His Word remained true as lies and doubts filled my mind. Colossians 3:23-24 says, "Whatever you do, work heartily, as for the Lord and not for men, knowing that from the Lord you will receive the inheritance as your reward. You are serving the Lord Christ." 

My God does not care about my job title. He's not worried about me getting promotions or proving to the world that a degree in English has "real world" value. 

He knows what is and isn't important. He guides me to see that too. 

God desires for me to always, and under every circumstance work heartily for His glory. To point others to Him by working hard, with integrity. He asks that I do everything as unto Him, even and especially in this waiting time. He says to be trustworthy in the little, and that perhaps later I might be trusted with more. 

These simple reminders have been a salve to my world-worn soul. A light beckoning me to look beyond this present moment, to the promise of more later on. 

In tandem with these timely reminders, I am also learning that, when everything feels beige and meaningless, I can find value in the smallest delights. When I recall the sweetest memories of my childhood, they are punctuated by tiny details that might've seemed trivial in the moment. 

My grandmother's countertops always held jelly jars filled with fresh-cut flowers from her gardens. 

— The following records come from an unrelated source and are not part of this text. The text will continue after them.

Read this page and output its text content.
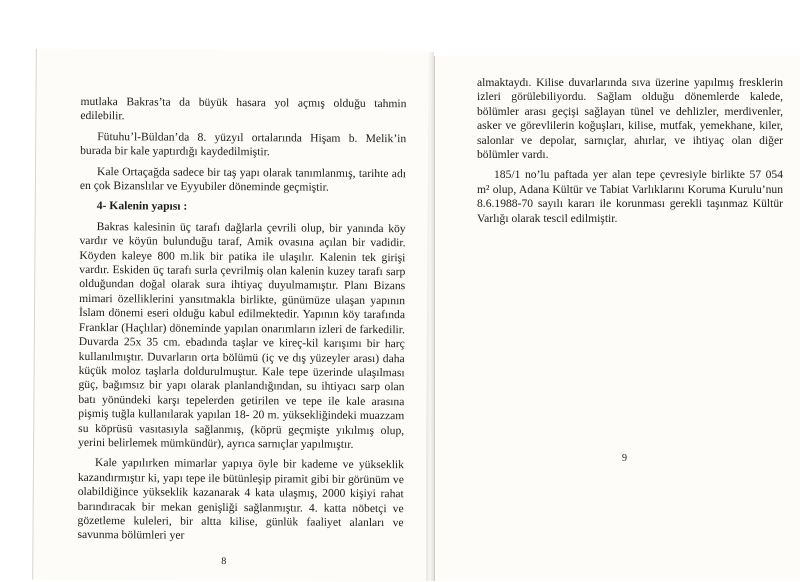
mutlaka Bakras’ta da büyük hasara yol açmış olduğu tahmin edilebilir.

Fütuhu’l-Büldan’da 8. yüzyıl ortalarında Hişam b. Melik’in burada bir kale yaptırdığı kaydedilmiştir.

Kale Ortaçağda sadece bir taş yapı olarak tanımlanmış, tarihte adı en çok Bizanslılar ve Eyyubiler döneminde geçmiştir.

4- Kalenin yapısı :

Bakras kalesinin üç tarafı dağlarla çevrili olup, bir yanında köy vardır ve köyün bulunduğu taraf, Amik ovasına açılan bir vadidir. Köyden kaleye 800 m.lik bir patika ile ulaşılır. Kalenin tek girişi vardır. Eskiden üç tarafı surla çevrilmiş olan kalenin kuzey tarafı sarp olduğundan doğal olarak sura ihtiyaç duyulmamıştır. Planı Bizans mimari özelliklerini yansıtmakla birlikte, günümüze ulaşan yapının İslam dönemi eseri olduğu kabul edilmektedir. Yapının köy tarafında Franklar (Haçlılar) döneminde yapılan onarımların izleri de farkedilir. Duvarda 25x 35 cm. ebadında taşlar ve kireç-kil karışımı bir harç kullanılmıştır. Duvarların orta bölümü (iç ve dış yüzeyler arası) daha küçük moloz taşlarla doldurulmuştur. Kale tepe üzerinde ulaşılması güç, bağımsız bir yapı olarak planlandığından, su ihtiyacı sarp olan batı yönündeki karşı tepelerden getirilen ve tepe ile kale arasına pişmiş tuğla kullanılarak yapılan 18- 20 m. yüksekliğindeki muazzam su köprüsü vasıtasıyla sağlanmış, (köprü geçmişte yıkılmış olup, yerini belirlemek mümkündür), ayrıca sarnıçlar yapılmıştır.

Kale yapılırken mimarlar yapıya öyle bir kademe ve yükseklik kazandırmıştır ki, yapı tepe ile bütünleşip piramit gibi bir görünüm ve olabildiğince yükseklik kazanarak 4 kata ulaşmış, 2000 kişiyi rahat barındıracak bir mekan genişliği sağlanmıştır. 4. katta nöbetçi ve gözetleme kuleleri, bir altta kilise, günlük faaliyet alanları ve savunma bölümleri yer

8

almaktaydı. Kilise duvarlarında sıva üzerine yapılmış fresklerin izleri görülebiliyordu. Sağlam olduğu dönemlerde kalede, bölümler arası geçişi sağlayan tünel ve dehlizler, merdivenler, asker ve görevlilerin koğuşları, kilise, mutfak, yemekhane, kiler, salonlar ve depolar, sarnıçlar, ahırlar, ve ihtiyaç olan diğer bölümler vardı.

185/1 no’lu paftada yer alan tepe çevresiyle birlikte 57 054 m² olup, Adana Kültür ve Tabiat Varlıklarını Koruma Kurulu’nun 8.6.1988-70 sayılı kararı ile korunması gerekli taşınmaz Kültür Varlığı olarak tescil edilmiştir.

9
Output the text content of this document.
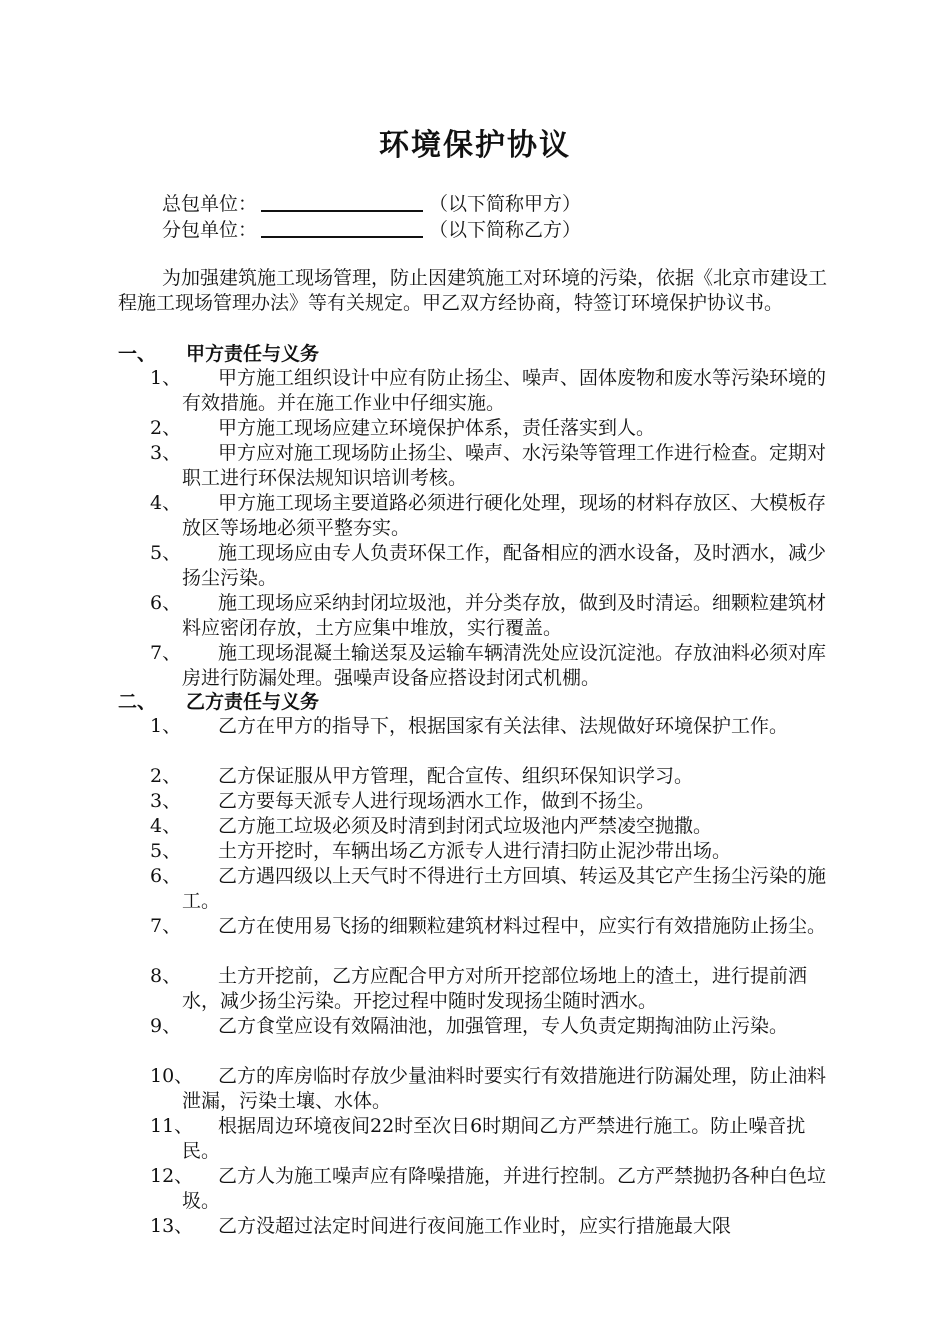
环境保护协议
总包单位：	（以下简称甲方）
分包单位：	（以下简称乙方）
为加强建筑施工现场管理，防止因建筑施工对环境的污染，依据《北京市建设工程施工现场管理办法》等有关规定。甲乙双方经协商，特签订环境保护协议书。
一、 甲方责任与义务
1、	甲方施工组织设计中应有防止扬尘、噪声、固体废物和废水等污染环境的有效措施。并在施工作业中仔细实施。
2、	甲方施工现场应建立环境保护体系，责任落实到人。
3、	甲方应对施工现场防止扬尘、噪声、水污染等管理工作进行检查。定期对职工进行环保法规知识培训考核。
4、	甲方施工现场主要道路必须进行硬化处理，现场的材料存放区、大模板存放区等场地必须平整夯实。
5、	施工现场应由专人负责环保工作，配备相应的洒水设备，及时洒水，减少扬尘污染。
6、	施工现场应采纳封闭垃圾池，并分类存放，做到及时清运。细颗粒建筑材料应密闭存放，土方应集中堆放，实行覆盖。
7、	施工现场混凝土输送泵及运输车辆清洗处应设沉淀池。存放油料必须对库房进行防漏处理。强噪声设备应搭设封闭式机棚。
二、 乙方责任与义务
1、	乙方在甲方的指导下，根据国家有关法律、法规做好环境保护工作。
2、	乙方保证服从甲方管理，配合宣传、组织环保知识学习。
3、	乙方要每天派专人进行现场洒水工作，做到不扬尘。
4、	乙方施工垃圾必须及时清到封闭式垃圾池内严禁凌空抛撒。
5、	土方开挖时，车辆出场乙方派专人进行清扫防止泥沙带出场。
6、	乙方遇四级以上天气时不得进行土方回填、转运及其它产生扬尘污染的施工。
7、	乙方在使用易飞扬的细颗粒建筑材料过程中，应实行有效措施防止扬尘。
8、	土方开挖前，乙方应配合甲方对所开挖部位场地上的渣土，进行提前洒水，减少扬尘污染。开挖过程中随时发现扬尘随时洒水。
9、	乙方食堂应设有效隔油池，加强管理，专人负责定期掏油防止污染。
10、	乙方的库房临时存放少量油料时要实行有效措施进行防漏处理，防止油料泄漏，污染土壤、水体。
11、	根据周边环境夜间22时至次日6时期间乙方严禁进行施工。防止噪音扰民。
12、	乙方人为施工噪声应有降噪措施，并进行控制。乙方严禁抛扔各种白色垃圾。
13、	乙方没超过法定时间进行夜间施工作业时，应实行措施最大限
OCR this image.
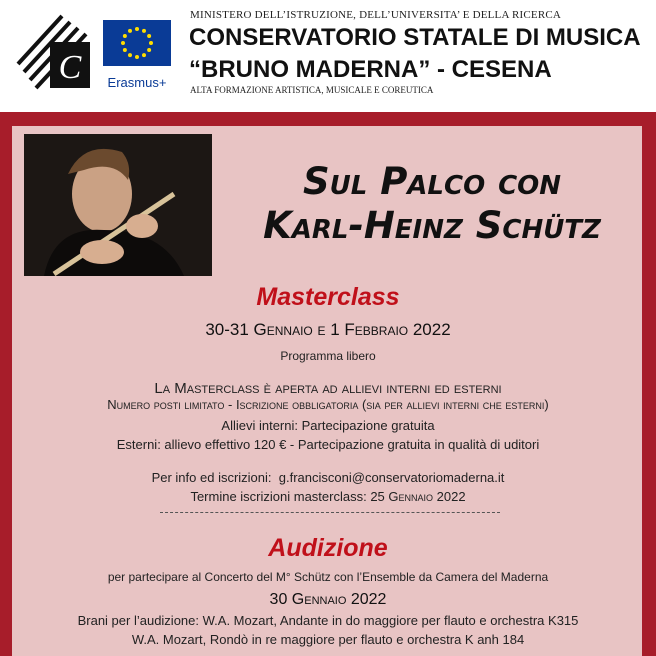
C	Erasmus+
MINISTERO DELL’ISTRUZIONE, DELL’UNIVERSITA’ E DELLA RICERCA
CONSERVATORIO STATALE DI MUSICA
“BRUNO MADERNA” - CESENA
ALTA FORMAZIONE ARTISTICA, MUSICALE E COREUTICA
Sul Palco con
Karl-Heinz Schütz
Masterclass
30-31 Gennaio e 1 Febbraio 2022
Programma libero
La Masterclass è aperta ad allievi interni ed esterni
Numero posti limitato - Iscrizione obbligatoria (sia per allievi interni che esterni)
Allievi interni: Partecipazione gratuita
Esterni: allievo effettivo 120 € - Partecipazione gratuita in qualità di uditori
Per info ed iscrizioni: g.francisconi@conservatoriomaderna.it
Termine iscrizioni masterclass: 25 Gennaio 2022
Audizione
per partecipare al Concerto del M° Schütz con l’Ensemble da Camera del Maderna
30 Gennaio 2022
Brani per l’audizione: W.A. Mozart, Andante in do maggiore per flauto e orchestra K315
W.A. Mozart, Rondò in re maggiore per flauto e orchestra K anh 184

My best friend's bathroom had this honey-scented soap that I loved the smell of. 

My mom has a collection of snowmen that appear around our house as soon as the weather turns cold. These tiny moments, and countless more, have brought me hope as I work through these weird days. 

I am, of course, still muddling through this world of doubt and anxiety. Every day there seems to be a new wave of the stuff to combat. But if you're soldiering through this tricky time as well, I hope that these simple reminders can bring some peace to you.

Always keep fresh flowers in the house, put an extra sticker on the letters you send, slow down a little on your walk home. 

It's worth it. It's worth everything, in fact.